R153P is situated in a lysine-rich domain of XPF that might be part of a complex nuclear localization sequence (NLS). Thus we next asked if XPFR153P-ERCC1 is mislocalized in cells. Differential immunofluorescence was used to identify the subcellular localization of XPF-ERCC1 in XPF mutant cell lines that were co-cultured with normal cells as an internal control [34]. XPF was detected exclusively in the nucleus of normal fibroblasts (Figure 2A, upper panel). In the same sample, XPF was detected in the cytoplasm of XP51RO cells (harboring XPFR153P). In XP42RO cells (harboring XPFR799W), the XPF signal was pancellular so that the nucleus and cytoplasm could not be distinguished from one another. To explore this further, we used immunofluorescence to detect XPF in additional XP-F patient cell lines and to our surprise discovered that in all mutant cell lines XPF was frequently detected in the cytoplasm. In all cases, XPF mutant cell lines could be discriminated from normal fibroblasts by the staining pattern of the cell population: reduced nuclear XPF-ERCC1 and the presence of cells in which the heterodimer was exclusively cytoplasmic. This was true irrespective of the antibody used for analysis [monoclonal 3F2 (Cancer Research UK), monoclonal Ab-1 (Neomarkers), or polyclonal anti-XPF (Erasmus Medical Centre)] (data not shown). This indicates that mislocalization of XPF in the cytoplasm is a common consequence of XPF mutation.


Figure 2. Differential immunofluorescence of cells from patients with XPF mutations.
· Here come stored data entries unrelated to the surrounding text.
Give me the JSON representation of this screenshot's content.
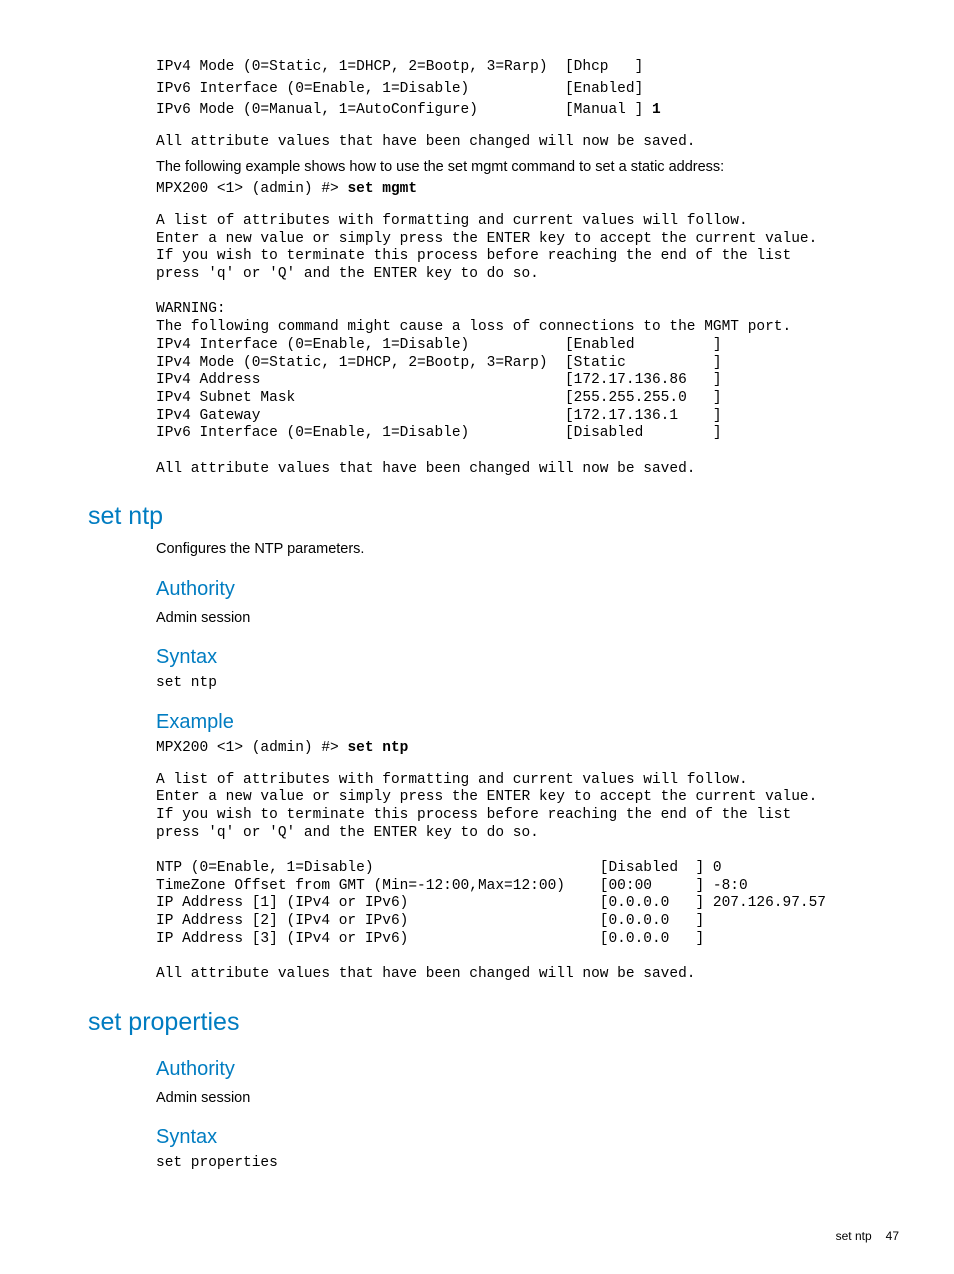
{
  "topBlock": {
    "l1": "IPv4 Mode (0=Static, 1=DHCP, 2=Bootp, 3=Rarp)  [Dhcp   ]",
    "l2": "IPv6 Interface (0=Enable, 1=Disable)           [Enabled]",
    "l3_pre": "IPv6 Mode (0=Manual, 1=AutoConfigure)          [Manual ] ",
    "l3_bold": "1",
    "saved": "All attribute values that have been changed will now be saved."
  },
  "staticIntro": "The following example shows how to use the set mgmt command to set a static address:",
  "staticCmd": {
    "pre": "MPX200 <1> (admin) #> ",
    "bold": "set mgmt"
  },
  "staticBlock": "A list of attributes with formatting and current values will follow.\nEnter a new value or simply press the ENTER key to accept the current value.\nIf you wish to terminate this process before reaching the end of the list\npress 'q' or 'Q' and the ENTER key to do so.\n\nWARNING:\nThe following command might cause a loss of connections to the MGMT port.\nIPv4 Interface (0=Enable, 1=Disable)           [Enabled         ]\nIPv4 Mode (0=Static, 1=DHCP, 2=Bootp, 3=Rarp)  [Static          ]\nIPv4 Address                                   [172.17.136.86   ]\nIPv4 Subnet Mask                               [255.255.255.0   ]\nIPv4 Gateway                                   [172.17.136.1    ]\nIPv6 Interface (0=Enable, 1=Disable)           [Disabled        ]\n\nAll attribute values that have been changed will now be saved.",
  "setNtp": {
    "heading": "set ntp",
    "desc": "Configures the NTP parameters.",
    "authHeading": "Authority",
    "authText": "Admin session",
    "syntaxHeading": "Syntax",
    "syntaxText": "set ntp",
    "exampleHeading": "Example",
    "exampleCmd": {
      "pre": "MPX200 <1> (admin) #> ",
      "bold": "set ntp"
    },
    "exampleBlock": "A list of attributes with formatting and current values will follow.\nEnter a new value or simply press the ENTER key to accept the current value.\nIf you wish to terminate this process before reaching the end of the list\npress 'q' or 'Q' and the ENTER key to do so.\n\nNTP (0=Enable, 1=Disable)                          [Disabled  ] 0\nTimeZone Offset from GMT (Min=-12:00,Max=12:00)    [00:00     ] -8:0\nIP Address [1] (IPv4 or IPv6)                      [0.0.0.0   ] 207.126.97.57\nIP Address [2] (IPv4 or IPv6)                      [0.0.0.0   ]\nIP Address [3] (IPv4 or IPv6)                      [0.0.0.0   ]\n\nAll attribute values that have been changed will now be saved."
  },
  "setProps": {
    "heading": "set properties",
    "authHeading": "Authority",
    "authText": "Admin session",
    "syntaxHeading": "Syntax",
    "syntaxText": "set properties"
  },
  "footer": {
    "section": "set ntp",
    "page": "47"
  }
}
Fibroblasts from patients with mutations in XPF and a normal control were grown in the presence of different size beads. After 24 hr the cultures were washed to remove extracellular beads, mixed and co-plated on glass coverslips. The next day, the cells were fixed and immunostained as indicated. Cells were stained with Dapi to identify nuclei and examined by phase contrast microscopy to identify the cell type by their bead content and by fluorescence microscopy for immunodetection of XPF or ERCC1. (A) Analysis of XPF protein sub-cellular localization. Cells from an unaffected individual were labeled with 2 µM beads; XPF mutant cells were labeled with 0.8 µM beads. (B) Analysis of ERCC1 subcellular localization in patients with mutations in XPF. (C) Immunodetection of XPF and ERCC1 in nuclear and cytoplasmic fractions of normal fibroblasts (C5RO) and XPF mutant cells (XP51RO). Tubulin is used as a loading control of the cytoplasmic fraction. Nucleophosmin is used as a loading control for the nuclear fraction. (D) Quantitation of the fraction of cells containing exclusively nuclear XPF-ERCC1, XPF-ERCC1 in the nucleus and cytoplasm (pancellular) or exclusively cytoplasmic complex, as determined from immunofluorescence images (n≥100 cells per cell line).
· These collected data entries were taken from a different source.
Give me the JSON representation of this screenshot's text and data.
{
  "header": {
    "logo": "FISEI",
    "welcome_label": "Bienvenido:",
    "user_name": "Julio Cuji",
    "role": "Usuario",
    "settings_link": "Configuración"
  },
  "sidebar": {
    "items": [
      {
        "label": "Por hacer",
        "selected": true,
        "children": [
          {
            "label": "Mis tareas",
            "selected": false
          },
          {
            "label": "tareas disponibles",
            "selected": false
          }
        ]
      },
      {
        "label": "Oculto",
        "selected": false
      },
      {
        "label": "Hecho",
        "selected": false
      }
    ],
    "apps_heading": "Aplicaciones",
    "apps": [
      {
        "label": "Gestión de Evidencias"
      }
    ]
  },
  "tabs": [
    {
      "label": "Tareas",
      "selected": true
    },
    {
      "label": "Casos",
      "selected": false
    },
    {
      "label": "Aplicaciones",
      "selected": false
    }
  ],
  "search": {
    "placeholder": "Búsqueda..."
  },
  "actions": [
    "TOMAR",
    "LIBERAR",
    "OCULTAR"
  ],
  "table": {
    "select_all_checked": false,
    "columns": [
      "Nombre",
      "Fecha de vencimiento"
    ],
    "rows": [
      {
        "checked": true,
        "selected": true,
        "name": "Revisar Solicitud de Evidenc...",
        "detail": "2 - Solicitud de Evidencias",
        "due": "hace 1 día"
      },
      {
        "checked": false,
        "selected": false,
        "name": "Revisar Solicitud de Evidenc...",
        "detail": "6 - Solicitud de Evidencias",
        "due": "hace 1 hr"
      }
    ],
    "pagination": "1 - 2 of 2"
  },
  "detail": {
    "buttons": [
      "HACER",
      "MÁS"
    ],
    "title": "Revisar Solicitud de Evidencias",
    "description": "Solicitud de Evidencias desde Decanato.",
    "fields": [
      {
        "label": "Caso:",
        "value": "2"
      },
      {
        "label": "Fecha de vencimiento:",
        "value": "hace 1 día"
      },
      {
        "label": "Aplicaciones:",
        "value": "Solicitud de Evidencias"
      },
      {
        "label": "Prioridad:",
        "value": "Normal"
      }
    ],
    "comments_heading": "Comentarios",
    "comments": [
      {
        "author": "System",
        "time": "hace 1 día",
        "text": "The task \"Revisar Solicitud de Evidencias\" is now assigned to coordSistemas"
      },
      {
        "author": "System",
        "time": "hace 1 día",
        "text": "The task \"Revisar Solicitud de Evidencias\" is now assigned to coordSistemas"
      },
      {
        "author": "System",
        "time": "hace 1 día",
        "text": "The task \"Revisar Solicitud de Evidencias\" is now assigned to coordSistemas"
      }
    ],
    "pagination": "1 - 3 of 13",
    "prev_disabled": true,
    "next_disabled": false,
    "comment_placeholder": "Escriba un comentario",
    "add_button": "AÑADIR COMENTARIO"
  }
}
This raised the possibility that misfolding of mutant XPF caused abnormal subcellular localization of the protein. Therefore, next we asked if these mutant XPF proteins still interacted with their obligate binding partner ERCC1. ERCC1 was detected in the nucleus of normal (wt) fibroblasts, as expected. However, like XPF, ERCC1 was frequently detected in the cytoplasm of XPF mutant cells (Figure 2B). All eight XPF mutant cells lines tested were readily distinguished from wt cells by their ERCC1 staining pattern. Furthermore, there was a strong correlation between the staining pattern for ERCC1 and XPF in all cell lines. This observation indicates that ERCC1 can interact with each of these mutant XPF proteins. Furthermore, the results suggest that normally ERCC1 enters the nucleus as a heterodimer with XPF, and is retained in the cytoplasm with XPF when XPF is misfolded.

To rule-out the possibility that the abnormal subcellular localization of XPF-ERCC1 was an artifact of immunofluorescence, wt and XPFR153P fibroblasts were fractionated and XPF-ERCC1 was detected by immunoblot in the nuclear and cytoplasmic fractions (Figure 2C). In normal cells (C5RO), XPF-ERCC1 is predominantly nuclear. XPF-ERCC1 was also detected in the cytoplasmic fraction, but to an extent that could be attributed to nuclear contamination, as determined by immunodetection of the nuclear protein nucleophosmin. In contrast, substantially more XPF and ERCC1 were detected in the cytoplasm than in the nucleus of XP51RO cells. Similar results were obtained for other XPF mutant cell lines (XP24BR, XP26BR and XP32BR) and using other antibodies against XPF and ERCC1 (data not shown). Degradation products of both ERCC1 and XPF are commonly detected on immunoblot, but were not overrepresented in the mutant cells. These data confirm the immunofluorescence data and support the conclusion that mislocalization of XPF-ERCC1 in the cytoplasm occurs in XPF mutant cells.

Remarkably, cytoplasmic XPF-ERCC1 is not detected by immunofluorescence in all XPF mutant cells within a population. To quantify the phenomena, the fractions of cells with exclusively nuclear, exclusively cytoplasmic, or pancellular XPF-ERCC1 were determined from immunofluorescence images (Figure 2D). In wt fibroblasts, 93% of cells have XPF-ERCC1 only in the nucleus. Seven percent of cells show pancellular XPF-ERCC1. But never is the complex seen exclusively in the cytoplasm. In all of the XPF mutant cell lines, XPF-ERCC1 was detected exclusively in the cytoplasm of a fraction of cells ranging from 3–46% of the total population. Thus all known XPF mutations lead to a reduction in nuclear XPF-ERCC1 and an increase in the amount of the complex detected in the cytoplasm.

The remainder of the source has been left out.